The 24/7 cycle of financial news and books on investment may sound important but, for the most part, they are best ignored.

 

Most of the time, the panicked messages I get from investors have to do with doom-and-gloom headlines or TV reports. Lately, I’ve been getting a lot of calls and emails about recently published books that have investors freaked out. Just as with the rest of the investment pornography, these books shouldn’t cause investors to abandon their investment plans.

Because of the nature of these books, the level of concern among investors goes up as they read them or hear their friends discuss them. This is especially true for those who have little to no training in finance and economics (which is true of most investors), so it’s important that we discuss the nature and value of these dire forecasts.

What most people fail to recognize is that many authors aren’t really in the information business. Instead, they are in the fame business. They know that you don’t get famous making “average” forecasts, just outlandish ones. For example, one of the more foolish books ever written was “Dow 36,000,” published in 1999 and written by journalist James Glassman and economist Kevin Hassett. It, along with such equally foolish books as demographer Harry Dent Jr.’s “The Roaring 2000s: Building The Wealth And Lifestyle You Desire In The Greatest Boom In History,” probably caused many readers to rush into stocks just as the bubble was about to burst.

Because bad news sells more than good, more often books are of the apocalypse variety. One of the best recent examples is the piece of economic pornography called “Aftershock: Protect Yourself and Profit in the Next Global Financial Meltdown,” which I was asked to read by some clients. It was one of the worst books I’ve ever read. But there’s a long history of such books (some by real economists) and most turned out to be dead wrong—which didn’t prevent the authors from writing sequels and investors from reading them and following their advice. Following is a great example.

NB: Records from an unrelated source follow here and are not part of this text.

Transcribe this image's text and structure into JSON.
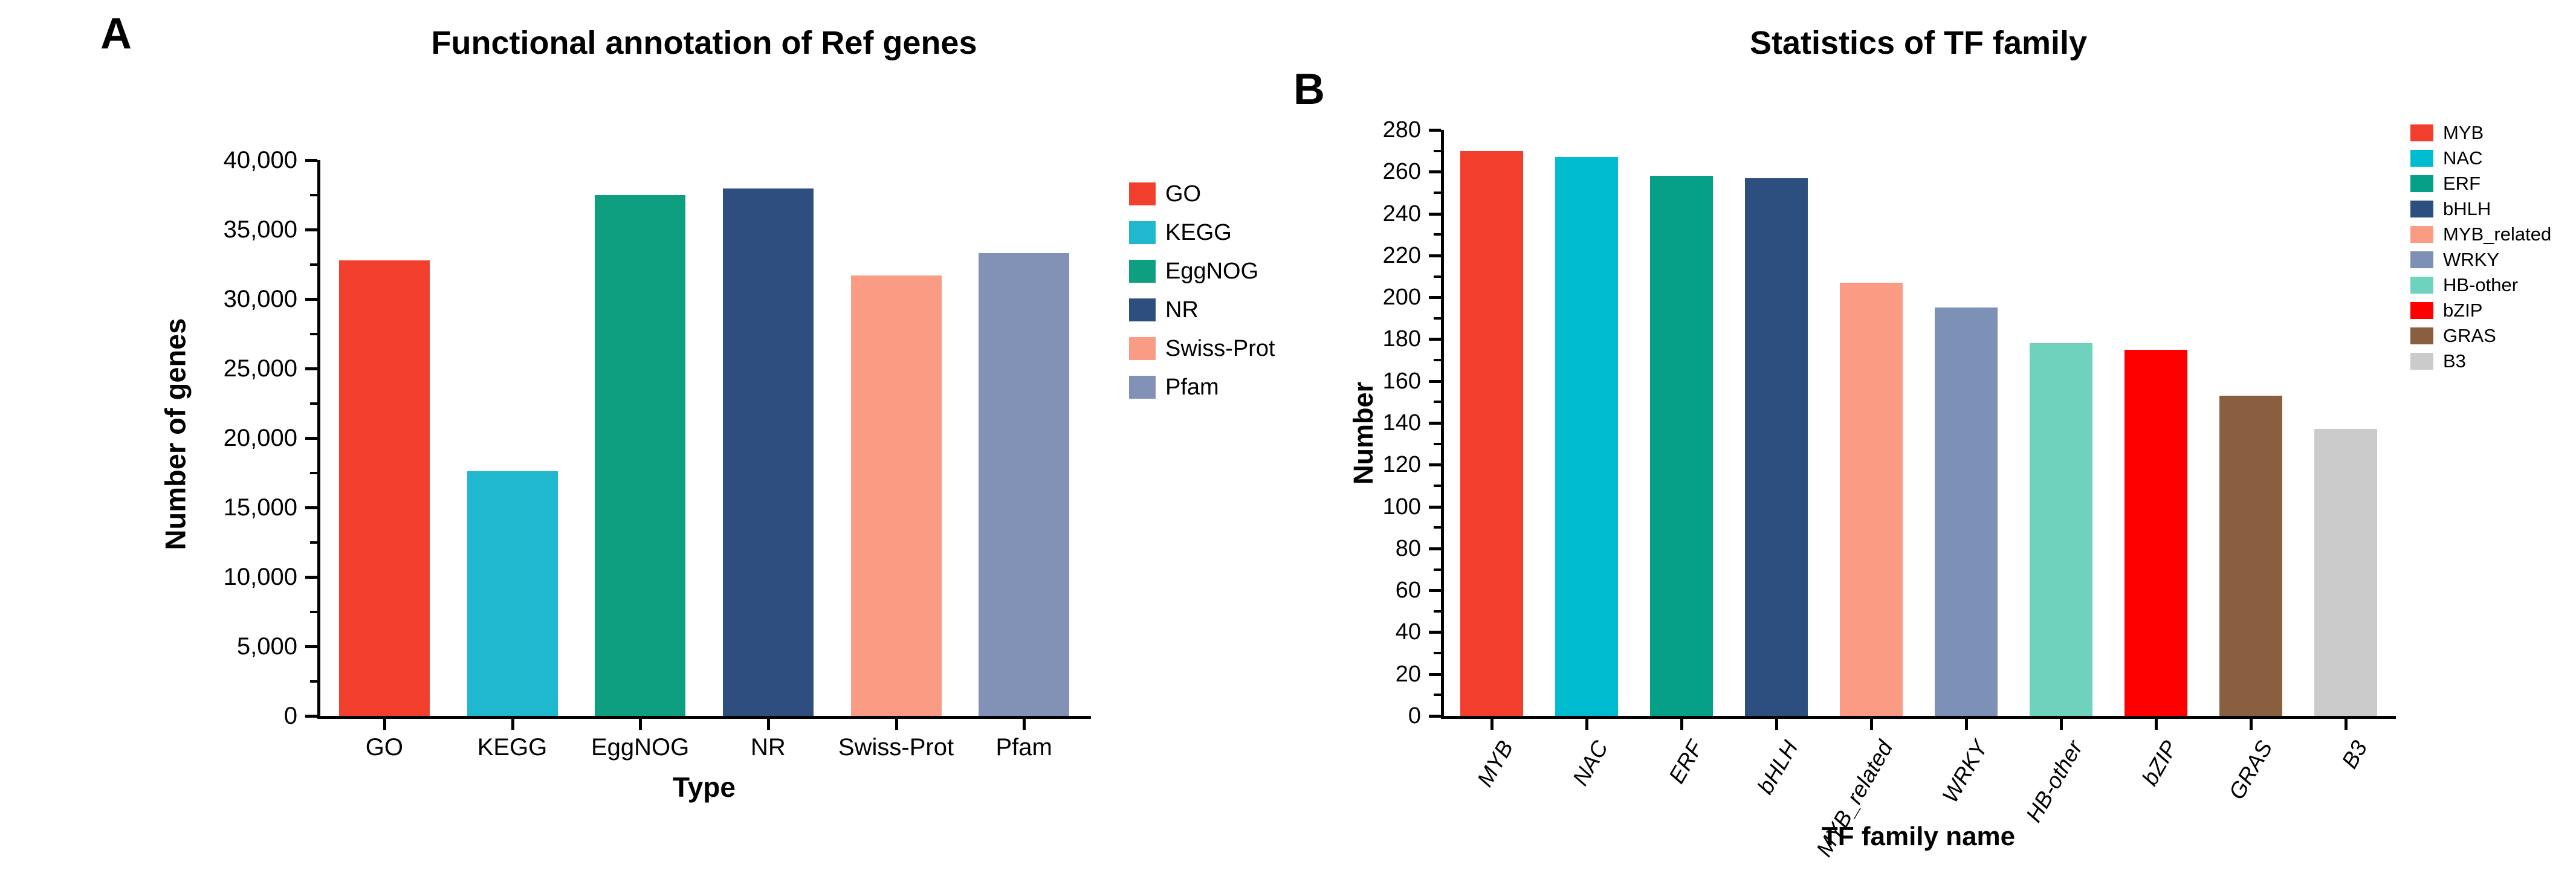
{
  "figure": {
    "background": "#ffffff",
    "axis_color": "#000000",
    "text_color": "#000000"
  },
  "chart_data": [
    {
      "type": "bar",
      "panel_label": "A",
      "title": "Functional annotation of Ref genes",
      "xlabel": "Type",
      "ylabel": "Number of genes",
      "ylim": [
        0,
        40000
      ],
      "grid": false,
      "legend_position": "right",
      "yticks": [
        {
          "value": 0,
          "label": "0"
        },
        {
          "value": 5000,
          "label": "5,000"
        },
        {
          "value": 10000,
          "label": "10,000"
        },
        {
          "value": 15000,
          "label": "15,000"
        },
        {
          "value": 20000,
          "label": "20,000"
        },
        {
          "value": 25000,
          "label": "25,000"
        },
        {
          "value": 30000,
          "label": "30,000"
        },
        {
          "value": 35000,
          "label": "35,000"
        },
        {
          "value": 40000,
          "label": "40,000"
        }
      ],
      "categories": [
        "GO",
        "KEGG",
        "EggNOG",
        "NR",
        "Swiss-Prot",
        "Pfam"
      ],
      "values": [
        32800,
        17600,
        37500,
        37950,
        31700,
        33300
      ],
      "colors": [
        "#F23E2C",
        "#1FB8CE",
        "#0D9F80",
        "#2D4E7E",
        "#FA9C84",
        "#8292B6"
      ]
    },
    {
      "type": "bar",
      "panel_label": "B",
      "title": "Statistics of TF family",
      "xlabel": "TF family name",
      "ylabel": "Number",
      "ylim": [
        0,
        280
      ],
      "grid": false,
      "legend_position": "right",
      "yticks": [
        {
          "value": 0,
          "label": "0"
        },
        {
          "value": 20,
          "label": "20"
        },
        {
          "value": 40,
          "label": "40"
        },
        {
          "value": 60,
          "label": "60"
        },
        {
          "value": 80,
          "label": "80"
        },
        {
          "value": 100,
          "label": "100"
        },
        {
          "value": 120,
          "label": "120"
        },
        {
          "value": 140,
          "label": "140"
        },
        {
          "value": 160,
          "label": "160"
        },
        {
          "value": 180,
          "label": "180"
        },
        {
          "value": 200,
          "label": "200"
        },
        {
          "value": 220,
          "label": "220"
        },
        {
          "value": 240,
          "label": "240"
        },
        {
          "value": 260,
          "label": "260"
        },
        {
          "value": 280,
          "label": "280"
        }
      ],
      "categories": [
        "MYB",
        "NAC",
        "ERF",
        "bHLH",
        "MYB_related",
        "WRKY",
        "HB-other",
        "bZIP",
        "GRAS",
        "B3"
      ],
      "values": [
        270,
        267,
        258,
        257,
        207,
        195,
        178,
        175,
        153,
        137
      ],
      "colors": [
        "#F23E2C",
        "#00BCD1",
        "#069F87",
        "#2D4F80",
        "#FA9C84",
        "#7C91B5",
        "#6FD2BD",
        "#FE0000",
        "#8A5F40",
        "#CBCBCB"
      ]
    }
  ]
}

Ravi Batra is a serious professional economist and an economics professor at SMU. And he’s a gifted writer. Like many other highly intelligent economists (and market strategists), his analysis is well reasoned. The only problem is that they are so often wrong—markets and economies ignore their forecasts. In 1988, his book “Surviving the Great Depression of 1990” was published, creating quite a stir and probably causing many investors to alter their investment plans.